Ancak 36. maddenin 4. fıkrası, maddedeki özel düzenleme konusundan ayrılarak tüm işverenlere ilişkin genel bir düzenleme getirdiğinden Temizlik Şirketi bu düzenlemeden yararlanır.30 Buna göre; “Bir işverenin üçüncü kişiye karşı olan borçlarından dolayı işyerinde bulunan tesisat, malzeme, ham, yarı işlenmiş ve tam işlenmiş mallar ve başka kıymetler üzerinde yapılacak haciz ve icra takibi, bu işyerinde çalışan işçilerin icra kararının alındığı tarihten önceki üç aylık dönem içindeki ücret alacaklarını karşılayacak kısım ayrıldıktan sonra, kalan kısım üzerinde hüküm ifade edecektir.”

Ancak bu genel maddede açıkça icra kararının alındığı tarihten önceki üç aylık dönem içindeki ücret alacaklarını koruma altına almıştır.Ancak icra kararının alınması ile haciz yapılması tarihi arasında doğan işçi ücretleri için bu madde ile getirilmiş bir güvence yoktur.

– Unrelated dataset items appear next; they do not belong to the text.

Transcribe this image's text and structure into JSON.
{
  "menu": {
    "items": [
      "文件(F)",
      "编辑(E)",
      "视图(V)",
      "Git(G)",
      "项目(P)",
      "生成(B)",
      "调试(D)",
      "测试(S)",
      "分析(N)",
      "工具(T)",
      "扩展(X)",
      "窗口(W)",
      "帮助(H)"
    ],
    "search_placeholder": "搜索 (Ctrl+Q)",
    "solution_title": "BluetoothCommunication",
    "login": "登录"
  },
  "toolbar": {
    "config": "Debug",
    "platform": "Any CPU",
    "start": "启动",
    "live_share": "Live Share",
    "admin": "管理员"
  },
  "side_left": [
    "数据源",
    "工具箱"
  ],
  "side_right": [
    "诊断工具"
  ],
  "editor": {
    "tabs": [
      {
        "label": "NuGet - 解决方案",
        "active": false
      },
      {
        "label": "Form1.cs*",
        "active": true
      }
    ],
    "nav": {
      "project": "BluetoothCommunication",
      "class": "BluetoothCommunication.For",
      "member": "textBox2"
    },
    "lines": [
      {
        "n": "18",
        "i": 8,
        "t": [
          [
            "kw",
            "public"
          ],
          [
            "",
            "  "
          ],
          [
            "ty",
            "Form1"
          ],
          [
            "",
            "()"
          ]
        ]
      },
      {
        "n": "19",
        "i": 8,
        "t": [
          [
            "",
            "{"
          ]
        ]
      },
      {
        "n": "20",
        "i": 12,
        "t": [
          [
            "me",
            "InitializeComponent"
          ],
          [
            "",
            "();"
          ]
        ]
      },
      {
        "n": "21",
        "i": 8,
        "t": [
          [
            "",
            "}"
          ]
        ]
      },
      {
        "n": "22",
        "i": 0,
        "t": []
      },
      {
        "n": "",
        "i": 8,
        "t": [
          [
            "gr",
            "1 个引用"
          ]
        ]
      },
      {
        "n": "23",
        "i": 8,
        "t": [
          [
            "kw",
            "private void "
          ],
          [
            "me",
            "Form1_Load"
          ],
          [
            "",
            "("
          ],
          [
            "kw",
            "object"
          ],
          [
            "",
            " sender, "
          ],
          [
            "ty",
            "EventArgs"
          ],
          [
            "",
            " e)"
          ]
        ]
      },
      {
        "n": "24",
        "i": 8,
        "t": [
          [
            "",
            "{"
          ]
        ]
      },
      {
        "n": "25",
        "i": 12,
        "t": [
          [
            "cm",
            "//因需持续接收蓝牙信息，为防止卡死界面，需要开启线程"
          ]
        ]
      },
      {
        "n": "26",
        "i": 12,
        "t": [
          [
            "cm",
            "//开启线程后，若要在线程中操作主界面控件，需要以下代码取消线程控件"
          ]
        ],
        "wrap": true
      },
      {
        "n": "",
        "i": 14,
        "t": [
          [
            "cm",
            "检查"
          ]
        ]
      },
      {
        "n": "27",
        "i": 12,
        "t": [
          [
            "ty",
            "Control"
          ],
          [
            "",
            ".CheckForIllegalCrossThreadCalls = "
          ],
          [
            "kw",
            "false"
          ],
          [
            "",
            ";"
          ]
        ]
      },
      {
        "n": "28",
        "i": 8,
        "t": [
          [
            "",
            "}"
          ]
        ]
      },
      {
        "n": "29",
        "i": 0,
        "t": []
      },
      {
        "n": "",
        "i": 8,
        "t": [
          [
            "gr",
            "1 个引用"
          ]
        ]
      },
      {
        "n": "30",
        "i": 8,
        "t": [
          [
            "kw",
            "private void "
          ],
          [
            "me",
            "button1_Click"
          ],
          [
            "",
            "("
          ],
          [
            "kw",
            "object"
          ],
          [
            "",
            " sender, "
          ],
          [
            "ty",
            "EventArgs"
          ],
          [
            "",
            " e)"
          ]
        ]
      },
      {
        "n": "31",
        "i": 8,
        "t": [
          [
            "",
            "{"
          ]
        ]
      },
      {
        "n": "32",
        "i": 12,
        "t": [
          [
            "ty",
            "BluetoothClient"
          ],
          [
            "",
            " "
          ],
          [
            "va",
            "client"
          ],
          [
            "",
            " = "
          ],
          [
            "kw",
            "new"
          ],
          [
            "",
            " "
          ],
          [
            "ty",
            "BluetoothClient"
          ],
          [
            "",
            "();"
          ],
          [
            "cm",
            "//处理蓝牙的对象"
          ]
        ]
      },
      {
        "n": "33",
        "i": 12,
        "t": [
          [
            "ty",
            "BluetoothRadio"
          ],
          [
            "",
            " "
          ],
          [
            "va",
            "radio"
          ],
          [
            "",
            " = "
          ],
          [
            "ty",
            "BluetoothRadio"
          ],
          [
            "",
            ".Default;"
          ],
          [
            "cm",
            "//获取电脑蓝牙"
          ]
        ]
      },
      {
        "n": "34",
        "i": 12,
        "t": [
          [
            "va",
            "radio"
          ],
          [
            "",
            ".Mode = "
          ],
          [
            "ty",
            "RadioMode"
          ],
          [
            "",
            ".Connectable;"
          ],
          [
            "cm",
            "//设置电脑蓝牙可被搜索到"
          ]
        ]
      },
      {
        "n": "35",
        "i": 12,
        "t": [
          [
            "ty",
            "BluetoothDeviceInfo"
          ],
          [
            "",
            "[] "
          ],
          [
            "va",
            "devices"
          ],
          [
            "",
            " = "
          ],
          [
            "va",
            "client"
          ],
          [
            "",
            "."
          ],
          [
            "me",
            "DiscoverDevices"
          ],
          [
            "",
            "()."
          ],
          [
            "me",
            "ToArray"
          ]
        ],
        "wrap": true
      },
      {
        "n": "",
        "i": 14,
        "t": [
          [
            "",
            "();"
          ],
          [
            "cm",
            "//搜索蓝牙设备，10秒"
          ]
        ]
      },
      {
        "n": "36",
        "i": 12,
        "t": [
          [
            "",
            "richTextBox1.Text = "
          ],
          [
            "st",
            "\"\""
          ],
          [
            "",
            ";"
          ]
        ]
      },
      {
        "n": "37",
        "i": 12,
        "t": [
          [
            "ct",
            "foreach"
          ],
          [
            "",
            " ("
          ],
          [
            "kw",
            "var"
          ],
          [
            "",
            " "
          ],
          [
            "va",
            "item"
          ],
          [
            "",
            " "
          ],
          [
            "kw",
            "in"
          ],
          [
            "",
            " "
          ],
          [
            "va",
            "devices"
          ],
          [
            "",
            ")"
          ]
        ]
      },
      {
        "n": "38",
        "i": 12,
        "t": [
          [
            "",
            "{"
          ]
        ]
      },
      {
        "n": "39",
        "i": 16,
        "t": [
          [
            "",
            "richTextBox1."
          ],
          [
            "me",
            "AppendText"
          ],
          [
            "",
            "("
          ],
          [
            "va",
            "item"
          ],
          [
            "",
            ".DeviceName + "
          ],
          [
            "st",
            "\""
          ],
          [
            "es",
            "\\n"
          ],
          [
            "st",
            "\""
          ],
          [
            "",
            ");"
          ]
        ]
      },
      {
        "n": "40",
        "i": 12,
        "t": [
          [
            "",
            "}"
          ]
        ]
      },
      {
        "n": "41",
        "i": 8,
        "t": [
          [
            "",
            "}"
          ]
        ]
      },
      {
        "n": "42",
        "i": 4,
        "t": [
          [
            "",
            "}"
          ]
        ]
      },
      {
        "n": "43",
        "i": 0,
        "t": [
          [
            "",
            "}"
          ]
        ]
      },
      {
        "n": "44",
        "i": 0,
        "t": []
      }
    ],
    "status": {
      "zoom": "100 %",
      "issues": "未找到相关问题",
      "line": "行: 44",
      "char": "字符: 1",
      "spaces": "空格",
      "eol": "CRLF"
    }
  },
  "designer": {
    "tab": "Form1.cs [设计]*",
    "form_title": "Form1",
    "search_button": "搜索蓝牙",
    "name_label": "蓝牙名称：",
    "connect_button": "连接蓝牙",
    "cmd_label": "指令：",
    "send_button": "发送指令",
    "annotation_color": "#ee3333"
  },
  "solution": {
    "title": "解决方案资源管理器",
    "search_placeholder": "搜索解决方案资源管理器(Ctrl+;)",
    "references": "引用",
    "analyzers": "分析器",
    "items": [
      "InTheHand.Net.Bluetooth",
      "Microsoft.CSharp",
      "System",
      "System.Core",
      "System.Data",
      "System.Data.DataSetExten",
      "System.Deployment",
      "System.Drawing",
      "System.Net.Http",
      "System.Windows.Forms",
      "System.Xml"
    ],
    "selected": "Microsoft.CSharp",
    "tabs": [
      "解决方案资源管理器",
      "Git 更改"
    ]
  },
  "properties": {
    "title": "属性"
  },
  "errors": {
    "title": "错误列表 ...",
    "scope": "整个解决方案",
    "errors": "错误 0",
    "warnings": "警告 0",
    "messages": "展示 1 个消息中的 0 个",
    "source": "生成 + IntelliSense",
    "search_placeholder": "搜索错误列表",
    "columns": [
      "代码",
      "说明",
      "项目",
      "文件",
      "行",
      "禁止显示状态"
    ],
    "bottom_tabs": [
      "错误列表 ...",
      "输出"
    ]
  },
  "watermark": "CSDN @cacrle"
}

“4857 sayılı iş kanununu 36/2.maddesine göre, idarenin sorumluluğu üç aylık ücret tutarı ile sınırlıdır. Bunun dışında idarenin sorumluluğundan söz edilemez. 31(Yargıtay 9. HD. E. 1992/11536 K. 1993/6753 T. 22.4.1993)”

“İş Kanununun 36/2 maddesine göre hakediş ödeneceği ilgili idare tarafından işyerinde şantiye şefliği işyeri ilan tahtası veya işçilerin toplu bulunduğu yerler gibi işçilerin görebileceği yerlere yazılı ilan asılmak suretiyle duyurulur ve duyuru yapıldığının tutanakla belgelenmesi gerekir.32 “Belediye her hak edişten sonra ve ödemeden önce işçi ücretleri ile ilgili olarak şantiyede ilanlar yapmalı ve ilanda ücretleri ödenmeyen ve eksiz ödenen işçilere başvuracakları yer ve uygun bir süre tanınmalıdır ( Yargıtay Hukuk Genel Kurulu E. 1980/9-2369 K. 1982/705 T. 16.6.1982- Yargıtay 9. HD E. 2001/16129 K. 2002/20T. 14.1.2002- 9. HD E. 2003/12267 K. 2003/14477 T. 15.9.2003- 9. HD E. 2003/15020 K. 2003/13650 T. 9.9.2003)”

Gerekli ilanların yapılması ve işlemlerin sonucunda ya da ücreti ödenmeyen işçinin başvurusu üzerine, ücretleri ödenmeyen varsa müteahhitten veya taşeronlardan istenecek bordrolara göre bu ücretleri bunların hakedişlerinden ödenmesi görevi belediyeye düşmektedir.

Eğer belediye bu yükümlülüklerini yerine getirmemiş ve yapım veya onarım işini ihale ile alan müteahhitin yanında çalışan işçi ücretini almamış ise belediye ücretten sorumlu olur.

Sadece ücret alacağından sorumlu bulunan kurumun kötüniyet tazminatı ve fazla mesai alacağından ve diğer işçilik haklarından sorumlu tutulması mümkün değildir. (Yargıtay 9. HD E. 1998/8623 K. 1998/11158 T. 2.7.1998 – 9. HD E. 1998/8607 K. 1998/11121 T. 2.7.1998 – 9. HD E. 1998/8598 K. 1998/11109 T. 2.7.1998- 9. HD E. 1996/3068 K. 1996/14140 T. 20.6.1996)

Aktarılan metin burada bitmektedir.